At the Faculty of Theology at Uppsala University “for a period of two years, beginning as soon as possible and April 1, 2014 at the latest. Application is due on January 15, 2014.” New atheists figure largely among Darwin’s followers; maybe someone who reads Uncommon Descent might be interested and qualify.
The Faculty of Theology at Uppsala University seeks a postdoc to study new atheism for two years.

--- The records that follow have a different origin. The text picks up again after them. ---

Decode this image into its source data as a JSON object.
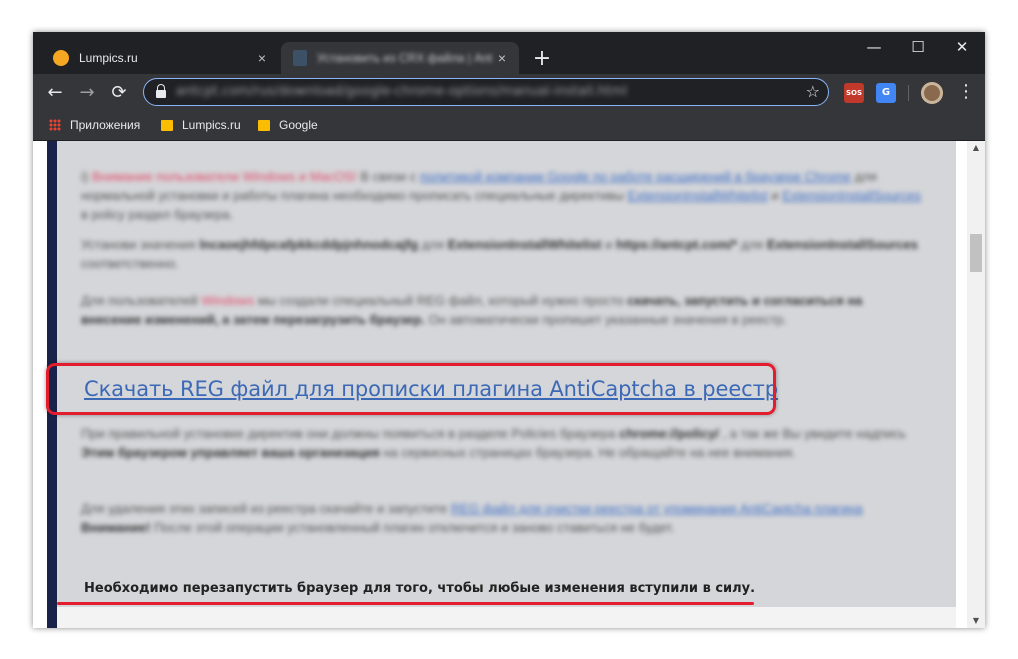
{
  "tabs": [
    {
      "title": "Lumpics.ru",
      "close": "×"
    },
    {
      "title": "Установить из CRX файла | AntiCaptcha",
      "close": "×"
    }
  ],
  "new_tab": "+",
  "window_controls": {
    "minimize": "—",
    "maximize": "☐",
    "close": "✕"
  },
  "toolbar": {
    "back": "←",
    "forward": "→",
    "reload": "⟳",
    "url": "antcpt.com/rus/download/google-chrome-options/manual-install.html",
    "star": "☆",
    "ext_sos": "SOS",
    "ext_translate": "G",
    "menu": "⋮"
  },
  "bookmarks": [
    {
      "label": "Приложения"
    },
    {
      "label": "Lumpics.ru"
    },
    {
      "label": "Google"
    }
  ],
  "article": {
    "para1_warn": "Внимание пользователи Windows и MacOS!",
    "para1_a": "В связи с",
    "para1_link1": "политикой компании Google по работе расширений в браузере Chrome",
    "para1_b": "для нормальной установки и работы плагина необходимо прописать специальные директивы",
    "para1_link2": "ExtensionInstallWhitelist",
    "para1_c": "и",
    "para1_link3": "ExtensionInstallSources",
    "para1_d": "в policy раздел браузера.",
    "para2_a": "Установи значения",
    "para2_b": "lncaoejhfdpcafpkkcddpjnhnodcajfg",
    "para2_c": "для",
    "para2_d": "ExtensionInstallWhitelist",
    "para2_e": "и",
    "para2_f": "https://antcpt.com/*",
    "para2_g": "для",
    "para2_h": "ExtensionInstallSources",
    "para2_i": "соответственно.",
    "para3_a": "Для пользователей",
    "para3_win": "Windows",
    "para3_b": "мы создали специальный REG файл, который нужно просто",
    "para3_bold": "скачать, запустить и согласиться на внесение изменений, а затем перезагрузить браузер.",
    "para3_c": "Он автоматически пропишет указанные значения в реестр.",
    "download_link": "Скачать REG файл для прописки плагина AntiCaptcha в реестр",
    "para4_a": "При правильной установке директив они должны появиться в разделе Policies браузера",
    "para4_bold1": "chrome://policy/",
    "para4_b": ", а так же Вы увидите надпись",
    "para4_bold2": "Этим браузером управляет ваша организация",
    "para4_c": "на сервисных страницах браузера. Не обращайте на нее внимания.",
    "para5_a": "Для удаления этих записей из реестра скачайте и запустите",
    "para5_link": "REG файл для очистки реестра от упоминания AntiCaptcha плагина",
    "para5_bold": "Внимание!",
    "para5_b": "После этой операции установленный плагин отключится и заново ставиться не будет.",
    "restart_note": "Необходимо перезапустить браузер для того, чтобы любые изменения вступили в силу."
  },
  "scrollbar": {
    "up": "▲",
    "down": "▼"
  }
}
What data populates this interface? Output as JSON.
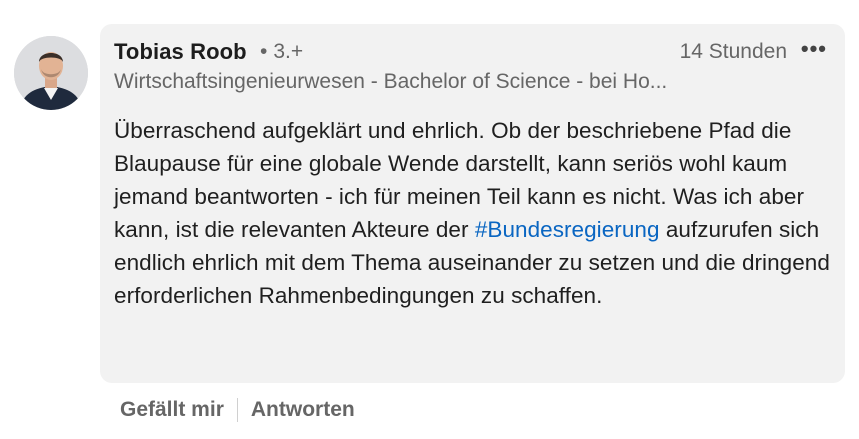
{
  "comment": {
    "author_name": "Tobias Roob",
    "degree_dot": "•",
    "degree": "3.+",
    "time": "14 Stunden",
    "more_label": "•••",
    "headline": "Wirtschaftsingenieurwesen - Bachelor of Science - bei Ho...",
    "text_part1": "Überraschend aufgeklärt und ehrlich. Ob der beschriebene Pfad die Blaupause für eine globale Wende darstellt, kann seriös wohl kaum jemand beantworten - ich für meinen Teil kann es nicht. Was ich aber kann, ist die relevanten Akteure der ",
    "hashtag": "#Bundesregierung",
    "text_part2": " aufzurufen sich endlich ehrlich mit dem Thema auseinander zu setzen und die dringend erforderlichen Rahmenbedingungen zu schaffen."
  },
  "actions": {
    "like_label": "Gefällt mir",
    "reply_label": "Antworten"
  },
  "colors": {
    "bubble_bg": "#f2f2f2",
    "hashtag": "#0a66c2",
    "muted_text": "#666666"
  }
}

The Faculty is looking for a project with a critical scientific focus on New Atheism/contemporary atheistic positions or groups. What characterizes the phenomenon in question? What historical roots does it have? How does it relate to earlier forms of atheism and critique of religion? What understanding of religion and which ideological assumptions does it presuppose? Towards which forms of religions and ideologies is the atheistic criticism directed? What are the arguments for atheism and against religion, and what weight should be awarded to these arguments? How does the phenomenon relate to the contemporary criticism of secularization theses and secularism? What normative grounds and political ambitions does it have? What role does the phenomenon play in today’s society and politics?
Uppsala U may appear to be a good choice because Denmark and Sweden feature a high atheist population, according to a recent article in Salon:
These two countries, in which only 17% and 18%, respectively, of the population consider religion important, have become icons of secularist values to the rest of the world. Phil Zuckerman, a sociologist from Pitzer College in Claremont, Calif., spent a little more than a year talking to citizens to find out why. He discovered that your average Danish or Swedish citizen simply doesn’t think much about religion; in these two cultures, religion has largely been relegated to a ceremonial role. For the typical atheist who likes to have a Christmas tree without the burden of having to believe in the Virgin Birth, the Danish and Swedish attitude towards religion should fit like a cozy sweater.
However, North American new atheists may prove a learning experience for them.